Computer languages never die; they only turn from overhyped to underused. Someone will always re-discover an old language and learn it, just for the fun of it.
Addendum: Those people who like older languages sometimes write a new language inspired by it. So even if the original language is dead by some people's terms, its spirit continues to live on in its descendants. Some examples include:
- B and BCPL inspired C
- SNOBOL inspired Icon
- Algol inspired too many languages to count
If I were the IEEE coroner, I'd look for the same signs linguists use to determine whether a natural language is dying/dead, viz.

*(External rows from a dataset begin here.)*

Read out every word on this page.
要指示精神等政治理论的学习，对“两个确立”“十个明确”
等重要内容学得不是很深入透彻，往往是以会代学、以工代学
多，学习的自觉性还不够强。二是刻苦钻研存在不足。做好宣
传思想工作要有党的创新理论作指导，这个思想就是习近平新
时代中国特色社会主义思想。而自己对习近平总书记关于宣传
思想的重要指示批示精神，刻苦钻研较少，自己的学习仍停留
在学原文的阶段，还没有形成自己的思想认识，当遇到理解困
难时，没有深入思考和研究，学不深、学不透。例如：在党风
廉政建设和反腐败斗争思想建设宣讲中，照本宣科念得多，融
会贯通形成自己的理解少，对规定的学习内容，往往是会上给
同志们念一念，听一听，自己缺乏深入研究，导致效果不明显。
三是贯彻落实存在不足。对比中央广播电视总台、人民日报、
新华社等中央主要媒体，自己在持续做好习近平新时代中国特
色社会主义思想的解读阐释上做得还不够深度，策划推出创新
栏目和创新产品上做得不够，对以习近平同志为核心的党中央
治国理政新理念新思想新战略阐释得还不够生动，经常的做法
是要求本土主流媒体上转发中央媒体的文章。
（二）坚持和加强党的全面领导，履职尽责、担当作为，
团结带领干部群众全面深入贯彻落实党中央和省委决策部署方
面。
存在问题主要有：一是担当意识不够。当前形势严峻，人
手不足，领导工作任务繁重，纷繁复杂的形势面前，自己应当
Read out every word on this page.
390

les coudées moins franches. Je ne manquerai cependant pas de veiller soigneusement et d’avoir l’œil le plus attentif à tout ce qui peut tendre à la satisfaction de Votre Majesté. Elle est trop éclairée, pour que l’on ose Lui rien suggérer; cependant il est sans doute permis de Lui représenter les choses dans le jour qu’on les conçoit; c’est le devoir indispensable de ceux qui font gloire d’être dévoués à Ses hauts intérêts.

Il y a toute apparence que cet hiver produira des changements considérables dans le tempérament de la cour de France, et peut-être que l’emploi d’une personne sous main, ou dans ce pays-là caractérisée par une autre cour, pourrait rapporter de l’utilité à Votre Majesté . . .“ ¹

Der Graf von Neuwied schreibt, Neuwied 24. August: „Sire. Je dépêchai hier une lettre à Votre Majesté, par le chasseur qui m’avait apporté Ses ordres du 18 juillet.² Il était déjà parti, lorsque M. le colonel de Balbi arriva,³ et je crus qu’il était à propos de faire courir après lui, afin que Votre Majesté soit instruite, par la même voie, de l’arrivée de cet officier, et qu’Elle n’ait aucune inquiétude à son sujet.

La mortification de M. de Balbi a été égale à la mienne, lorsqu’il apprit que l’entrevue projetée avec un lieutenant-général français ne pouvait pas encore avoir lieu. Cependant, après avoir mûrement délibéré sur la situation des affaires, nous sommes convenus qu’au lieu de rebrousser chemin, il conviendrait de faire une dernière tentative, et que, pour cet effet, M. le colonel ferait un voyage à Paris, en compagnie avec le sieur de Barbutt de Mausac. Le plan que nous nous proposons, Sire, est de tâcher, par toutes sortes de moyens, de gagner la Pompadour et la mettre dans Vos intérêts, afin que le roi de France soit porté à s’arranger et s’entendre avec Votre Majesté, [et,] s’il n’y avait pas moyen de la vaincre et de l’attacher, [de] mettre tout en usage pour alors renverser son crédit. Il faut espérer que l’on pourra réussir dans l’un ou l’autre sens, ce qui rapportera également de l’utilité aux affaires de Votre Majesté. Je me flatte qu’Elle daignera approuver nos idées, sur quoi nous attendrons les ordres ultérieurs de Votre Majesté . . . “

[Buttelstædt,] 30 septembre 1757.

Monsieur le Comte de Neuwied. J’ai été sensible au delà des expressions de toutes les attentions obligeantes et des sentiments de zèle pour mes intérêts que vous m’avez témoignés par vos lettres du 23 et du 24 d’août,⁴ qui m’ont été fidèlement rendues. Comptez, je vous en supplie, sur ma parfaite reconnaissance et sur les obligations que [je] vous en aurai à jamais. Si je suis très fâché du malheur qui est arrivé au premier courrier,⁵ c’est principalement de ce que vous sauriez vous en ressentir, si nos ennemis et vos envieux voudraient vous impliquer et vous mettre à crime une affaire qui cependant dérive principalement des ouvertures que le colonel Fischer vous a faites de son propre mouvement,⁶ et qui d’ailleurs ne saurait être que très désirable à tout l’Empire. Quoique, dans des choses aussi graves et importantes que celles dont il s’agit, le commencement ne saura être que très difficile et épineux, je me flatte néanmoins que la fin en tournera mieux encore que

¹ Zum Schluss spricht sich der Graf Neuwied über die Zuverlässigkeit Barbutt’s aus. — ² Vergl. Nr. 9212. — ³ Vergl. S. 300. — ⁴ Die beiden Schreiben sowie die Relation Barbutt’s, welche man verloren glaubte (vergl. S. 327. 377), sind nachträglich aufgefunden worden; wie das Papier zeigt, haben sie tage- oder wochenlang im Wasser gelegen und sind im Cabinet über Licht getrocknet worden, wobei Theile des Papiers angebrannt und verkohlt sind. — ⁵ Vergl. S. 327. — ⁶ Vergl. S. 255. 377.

- How many programmers still use the language?
- What is the average age of its users?
- What percentage of the youngest generation of programmers acquire fluency with the language?
Based on these criteria, I'd guess COBOL is moribund. Despite 220 bazilion LOC written in COBOL, according to this 2006 article in CW, the average age of COBOL programmers has got to be over 50 by now. While I couldn't find exact statistics, I'd guess the average Java programmer is in his/her 20s, by comparison. COBOL apologists point out that some 5B LOC are still written in COBOL annually, but I don't think this is a reliable measure: I could probably re-write 10 lines of COBOL in 1 line of Perl or a few keystrokes in J--COBOL is a fairly verbose language.
- How many books have been published about this language recently?
- How much chatter (IRC, e-mail, blogs) has been generated about this language recently?
- How many programmers un-ironically self-identify as natives of this language?
As someone pointed out, there's always a sect of people, either historians or crazies, that will go out and study dead languages for the hell of it. Dead languages are easier to find by raising this bar.
People opinions determine the deadiness
- Man walks into a hip, new geeky hi-tech area bar.
- Man starts talking about cool features in COBOL.
- People start backing away, giving you a wider and wider berth.
- People are smirking all around
- Man learns that COBOL seems pretty dead huh?
p.s. I was tempted to use 'woman' or person' instead of man but I don't want to imply that the [female] gender was related to it, was tempted to use 'person' but sounded weird given our history of "man walks into a bar" style jokes. Well anyway, at least I'm thinking about the stuff.
To me, there is a difference whether a committee has decided something is dead or something is dead to me.
For example, Forth per se is dead to me: there are not many current Forth projects I can learn from, there are not many active mailing lists or forums where I could ask for help, and there are not too many libraries available.
The Forth-like language, Factor, on the other hand seems to be a lot more alive. I would not call it dead even though it is not much less obscure than Forth.